For details of the benefit cap, including details of those who are exempt, see Benefit cap.

[1] reg 36 Universal Credit Regulations 2013 SI 2013/376.

[2] regs 23 to 35 Universal Credit Regulations 2013 SI 2013/376; SC & Ors v Secretary of State for Work And Pensions & Ors[2018] EWHC 864 (Admin).

[3] reg 24A Universal Credit Regulations 2013 SI 2013/376, as amended by Universal Credit and Jobseeker's Allowance (Miscellaneous Amendments) Regulations 2018 SI 2018/1129 and (wef 1 Feb 2019) Universal Credit (Restriction on Amounts for Children and Qualifying Young Persons) (Transitional Provisions) Amendment Regulations 2019 SI 2019/27.

[4] reg 66 Universal Credit Regulations 2013 SI 2013/376.

[5] reg 22(1)(a) Universal Credit Regulations 2013 SI 2013/376.

[6] reg 72 Universal Credit Regulations 2013 SI 2013/376.

[7] reg 66(1)(k) Universal Credit Regulations 2013 SI 2013/376.

[8] sch.10 Universal Credit Regulations 2013 SI 2013/376, as amended.

[9] reg 22(1)(b)(ii) Universal Credit Regulations 2013 SI 2013/376.

[10] reg 22(2) Universal Credit Regulations 2013 SI 2013/376.

[11] reg 5A Universal Credit (Transitional Provisions) Regulations 2014 SI 2014/1230 as inserted by reg 6(5) Universal Credit (Miscellaneous Amendments, Saving and Transitional Provision) Regulation 2018 SI 2018/65.

[12] reg 22(1)(b)(i) Universal Credit Regulations 2013 SI 2013/376.

[13] reg 22(1)(b) Universal Credit Regulations 2013 SI 2013/376 as amended by reg.2 Universal Credit (Reduction of the Earnings Taper Rate) Amendment Regulations 2017 SI 2017/348;; ADM Memo 4/17.

[14] R (on the application of Johnson and others) v Secretary of State for Work and Pensions [2019] EWHC 23 (Admin). It should be noted that DWP is seeking permission to appeal this decision and has said that, in the meantime, it is relying on powers in social security law which allow it to continue to apply the law as it stood before this ruling until the case is finally concluded - see House of Commons Library Briefing Paper number 8501 of 13 August 2019.

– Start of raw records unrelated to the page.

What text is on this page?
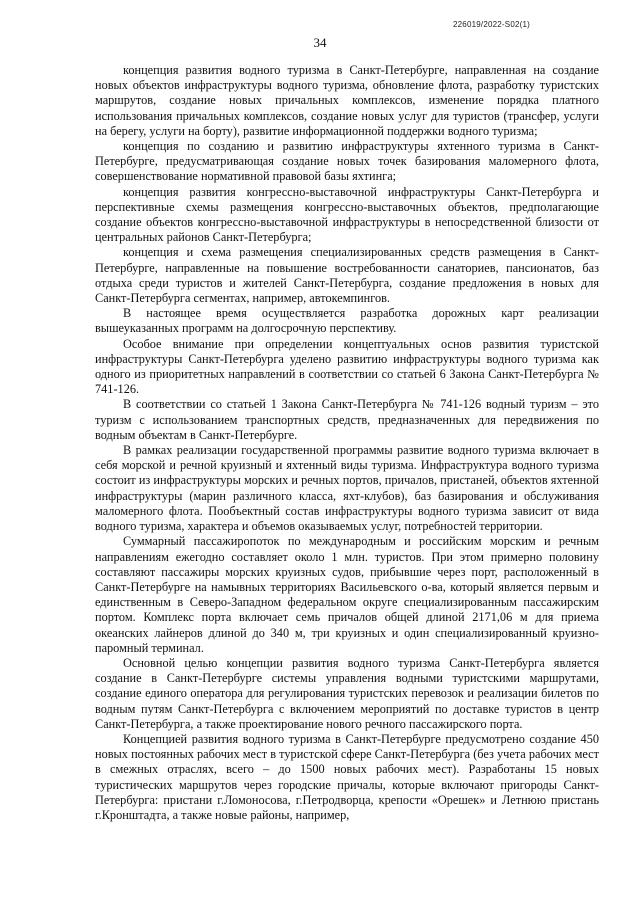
226019/2022-S02(1)
34

концепция развития водного туризма в Санкт-Петербурге, направленная на создание новых объектов инфраструктуры водного туризма, обновление флота, разработку туристских маршрутов, создание новых причальных комплексов, изменение порядка платного использования причальных комплексов, создание новых услуг для туристов (трансфер, услуги на берегу, услуги на борту), развитие информационной поддержки водного туризма;

концепция по созданию и развитию инфраструктуры яхтенного туризма в Санкт-Петербурге, предусматривающая создание новых точек базирования маломерного флота, совершенствование нормативной правовой базы яхтинга;

концепция развития конгрессно-выставочной инфраструктуры Санкт-Петербурга и перспективные схемы размещения конгрессно-выставочных объектов, предполагающие создание объектов конгрессно-выставочной инфраструктуры в непосредственной близости от центральных районов Санкт-Петербурга;

концепция и схема размещения специализированных средств размещения в Санкт-Петербурге, направленные на повышение востребованности санаториев, пансионатов, баз отдыха среди туристов и жителей Санкт-Петербурга, создание предложения в новых для Санкт-Петербурга сегментах, например, автокемпингов.

В настоящее время осуществляется разработка дорожных карт реализации вышеуказанных программ на долгосрочную перспективу.

Особое внимание при определении концептуальных основ развития туристской инфраструктуры Санкт-Петербурга уделено развитию инфраструктуры водного туризма как одного из приоритетных направлений в соответствии со статьей 6 Закона Санкт-Петербурга № 741-126.

В соответствии со статьей 1 Закона Санкт-Петербурга № 741-126 водный туризм – это туризм с использованием транспортных средств, предназначенных для передвижения по водным объектам в Санкт-Петербурге.

В рамках реализации государственной программы развитие водного туризма включает в себя морской и речной круизный и яхтенный виды туризма. Инфраструктура водного туризма состоит из инфраструктуры морских и речных портов, причалов, пристаней, объектов яхтенной инфраструктуры (марин различного класса, яхт-клубов), баз базирования и обслуживания маломерного флота. Пообъектный состав инфраструктуры водного туризма зависит от вида водного туризма, характера и объемов оказываемых услуг, потребностей территории.

Суммарный пассажиропоток по международным и российским морским и речным направлениям ежегодно составляет около 1 млн. туристов. При этом примерно половину составляют пассажиры морских круизных судов, прибывшие через порт, расположенный в Санкт-Петербурге на намывных территориях Васильевского о-ва, который является первым и единственным в Северо-Западном федеральном округе специализированным пассажирским портом. Комплекс порта включает семь причалов общей длиной 2171,06 м для приема океанских лайнеров длиной до 340 м, три круизных и один специализированный круизно-паромный терминал.

Основной целью концепции развития водного туризма Санкт-Петербурга является создание в Санкт-Петербурге системы управления водными туристскими маршрутами, создание единого оператора для регулирования туристских перевозок и реализации билетов по водным путям Санкт-Петербурга с включением мероприятий по доставке туристов в центр Санкт-Петербурга, а также проектирование нового речного пассажирского порта.

Концепцией развития водного туризма в Санкт-Петербурге предусмотрено создание 450 новых постоянных рабочих мест в туристской сфере Санкт-Петербурга (без учета рабочих мест в смежных отраслях, всего – до 1500 новых рабочих мест). Разработаны 15 новых туристических маршрутов через городские причалы, которые включают пригороды Санкт-Петербурга: пристани г.Ломоносова, г.Петродворца, крепости «Орешек» и Летнюю пристань г.Кронштадта, а также новые районы, например,
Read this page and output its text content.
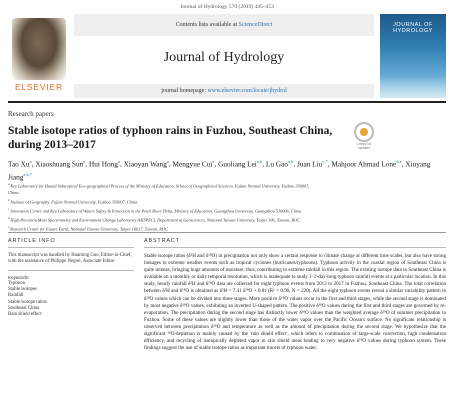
Journal of Hydrology 570 (2019) 445–453
ELSEVIER
Contents lists available at ScienceDirect
Journal of Hydrology
journal homepage: www.elsevier.com/locate/jhydrol
JOURNAL OF HYDROLOGY
Research papers
Stable isotope ratios of typhoon rains in Fuzhou, Southeast China, during 2013–2017	Check for updates
Tao Xu$^a$, Xiaoshuang Sun$^a$, Hui Hong$^a$, Xiaoyan Wang$^a$, Mengyue Cui$^a$, Guoliang Lei$^{a,b}$, Lu Gao$^{a,b}$, Juan Liu$^{c,*}$, Mahjoor Ahmad Lone$^{d,e}$, Xiuyang Jiang$^{a,b,*}$
$^a$ Key Laboratory for Humid Subtropical Eco-geographical Process of the Ministry of Education, School of Geographical Sciences, Fujian Normal University, Fuzhou 350007,
China
$^b$ Institute of Geography, Fujian Normal University, Fuzhou 350007, China
$^c$ Innovation Center and Key Laboratory of Waters Safety & Protection in the Pearl River Delta, Ministry of Education, Guangzhou University, Guangzhou 510006, China
$^d$ High-Precision Mass Spectrometry and Environment Change Laboratory (HISPEC), Department of Geosciences, National Taiwan University, Taipei 106, Taiwan, ROC
$^e$ Research Center for Future Earth, National Taiwan University, Taipei 10617, Taiwan, ROC
ARTICLE INFO
This manuscript was handled by Huaming Guo, Editor-in-Chief, with the assistance of Philippe Negrel, Associate Editor
Keywords:
Typhoon
Stable isotopes
Rainfall
Stable isotope ratios
Southeast China
Rain shield effect
ABSTRACT
Stable isotope ratios (δ²H and δ¹⁸O) in precipitation not only show a certain response to climate change at different time scales, but also have strong linkages to extreme weather events such as tropical cyclones (hurricanes/typhoons). Typhoon activity in the coastal region of Southeast China is quite intense, bringing huge amounts of moisture; thus, contributing to extreme rainfall in this region. The existing isotope data in Southeast China is available on a monthly or daily temporal resolution, which is inadequate to study 1–2-day-long typhoon rainfall events at a particular location. In this study, hourly rainfall δ²H and δ¹⁸O data are collected for eight typhoon events from 2013 to 2017 in Fuzhou, Southeast China. The total correlation between δ²H and δ¹⁸O is obtained as δ²H = 7.41 δ¹⁸O + 0.81 (R² = 0.96, N = 220). All the eight typhoon events reveal a similar variability pattern in δ¹⁸O values which can be divided into three stages. More positive δ¹⁸O values occur in the first and third stages, while the second stage is dominated by most negative δ¹⁸O values, exhibiting an inverted U-shaped pattern. The positive δ¹⁸O values during the first and third stages are governed by re-evaporation. The precipitation during the second stage has distinctly lower δ¹⁸O values than the weighted average δ¹⁸O of summer precipitation in Fuzhou. Some of these values are slightly lower than those of the water vapor over the Pacific Ocean's surface. No significant relationship is observed between precipitation δ¹⁸O and temperature as well as the amount of precipitation during the second stage. We hypothesize that the significant ¹⁸O-depletion is mainly caused by the 'rain shield effect', which refers to combination of large-scale convection, high condensation efficiency, and recycling of isotopically depleted vapor in rain shield areas leading to very negative δ¹⁸O values during typhoon system. These findings suggest the use of stable isotope ratios as important tracers of typhoon water.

[15] s.8(1) Welfare Reform Act 2012.

[16] s.96 Welfare Reform Act 2012; regs 78-83 Universal Credit regulations 2013 SI 2013/376. The exemption from the cap for claimants in receipt of universal credit in the pilot areas taking universal credit claims was revoked on 28 October 2013 by reg 6 Universal Credit (Transitional Provisions) and Housing Benefit (Amendment) Regulations 2013 SI 2013/2070.